In our current study, the RCR and SCR groups showed clear alterations in microbiome composition. At the family level, Gemellaceae, the members of which modulate immunological reactions, was less abundant in the RCR group compared with the other groups. In contrast to the RCR group, in the SCR group, a variety of gut bacteria belonging to the Firmicutes phylum were abundant, but the abundance of Fusobacteriaceae was low. A previous study reported that the ratio of Firmicutes to Bacteroidetes was significantly lower in patients with DM . However, our study showed a high Firmicute-to-Bacteroidetes ratio in the SCR group. Further studies are needed to determine how gut microbiome composition is related to clinical manifestations in patients with colectomy.

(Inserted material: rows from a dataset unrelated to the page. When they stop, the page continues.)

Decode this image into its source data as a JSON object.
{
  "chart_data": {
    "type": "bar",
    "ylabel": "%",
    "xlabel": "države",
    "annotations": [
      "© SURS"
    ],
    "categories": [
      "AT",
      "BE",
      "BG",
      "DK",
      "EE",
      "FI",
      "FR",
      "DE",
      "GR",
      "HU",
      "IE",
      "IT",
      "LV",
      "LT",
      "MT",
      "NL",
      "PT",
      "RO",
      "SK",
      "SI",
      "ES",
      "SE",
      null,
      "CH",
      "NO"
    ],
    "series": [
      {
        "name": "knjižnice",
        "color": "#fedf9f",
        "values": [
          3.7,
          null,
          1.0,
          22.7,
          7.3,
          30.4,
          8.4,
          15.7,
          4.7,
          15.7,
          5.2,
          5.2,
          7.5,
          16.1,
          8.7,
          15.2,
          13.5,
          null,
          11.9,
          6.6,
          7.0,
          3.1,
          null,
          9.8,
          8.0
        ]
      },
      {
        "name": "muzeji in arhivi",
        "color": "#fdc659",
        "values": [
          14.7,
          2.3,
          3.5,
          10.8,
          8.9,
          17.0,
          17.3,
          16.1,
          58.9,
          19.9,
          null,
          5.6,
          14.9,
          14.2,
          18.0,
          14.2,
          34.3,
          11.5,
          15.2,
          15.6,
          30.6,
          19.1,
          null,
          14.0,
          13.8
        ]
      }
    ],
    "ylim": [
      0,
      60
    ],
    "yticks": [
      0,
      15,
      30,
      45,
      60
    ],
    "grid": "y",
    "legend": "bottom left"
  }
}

Finally, we performed predictive metagenome analysis to clarify the functional enzyme spectrum in each group. We revealed the differential expression of several genomes related to glucose metabolism in each group. A previous meta-analysis of metagenomic studies identified the microbiome function of gluconeogenesis and the putrefaction and fermentation pathways as being associated with colorectal cancer . Furthermore, we revealed that cholesterol transport- and metabolism-related enzymes were specifically upregulated in the RCC group and that cobalamin metabolism-related enzymes were downregulated in the SCC group. These results supported a previous reports in which cholesterol may inhibit the proliferative capacity of certain human colonic adenocarcinomas [42, 43] and plasma vitamin B12 concentrations is the risk of colorectal cancer [44, 45]. Furthermore, some SCFA-related enzymes were identified in both the RCC and the SCC groups. However, these specific characteristics were not observed in the postoperative groups. These results support the idea that pathological microbial dysbiosis is responsible for the gut of patients with colorectal cancer. Future shotgun metagenomic studies of the intestinal mucosa-associated microbiome will be important to further refine the list of colorectal cancer-associated gut microbes.

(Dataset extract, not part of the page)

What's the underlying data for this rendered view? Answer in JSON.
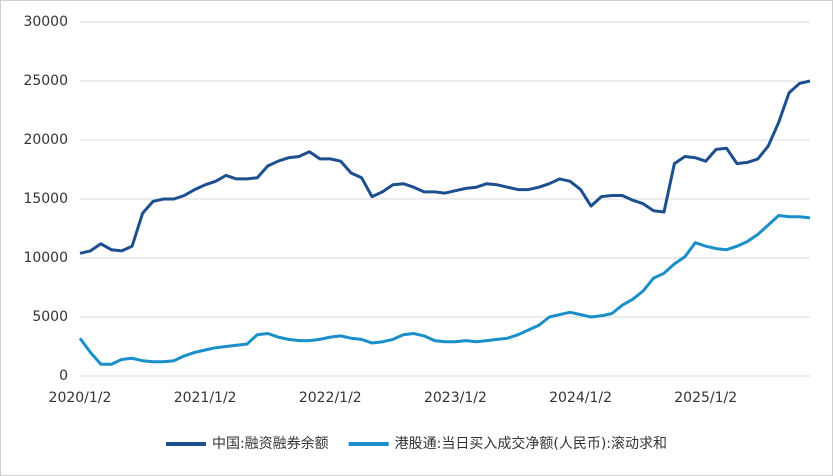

In conclusion, although there are several limitations in our study, such as small sample sizes or several unclear backgrounds of patients, using T-RFLP analysis, 16S rRNA gene amplicon sequencing and metagenome analysis, we clearly found that the composition of the gut microbiota dramatically differs between right- and sigmoid colon cancer patients and between right hemicolectomy and sigmoidectomy patients. Our findings support the hypothesis of tumor location-specific microbiota. We found that high richness and diversity were associated with the RCC and SCR groups and the different gut microbiota compositions in each group. It is difficult to determine whether gut microbiota could influence the pathophysiological condition of patients or whether
gut condition could alter microbiota. However, in assessing the gut microbiota in patients with colon cancer, we should consider tumor location.
We hope that the results herein can provide useful information for using gut microbes as biomarkers to assess the location and progression of colon cancer or lead to interventional targets to control the development of this disease.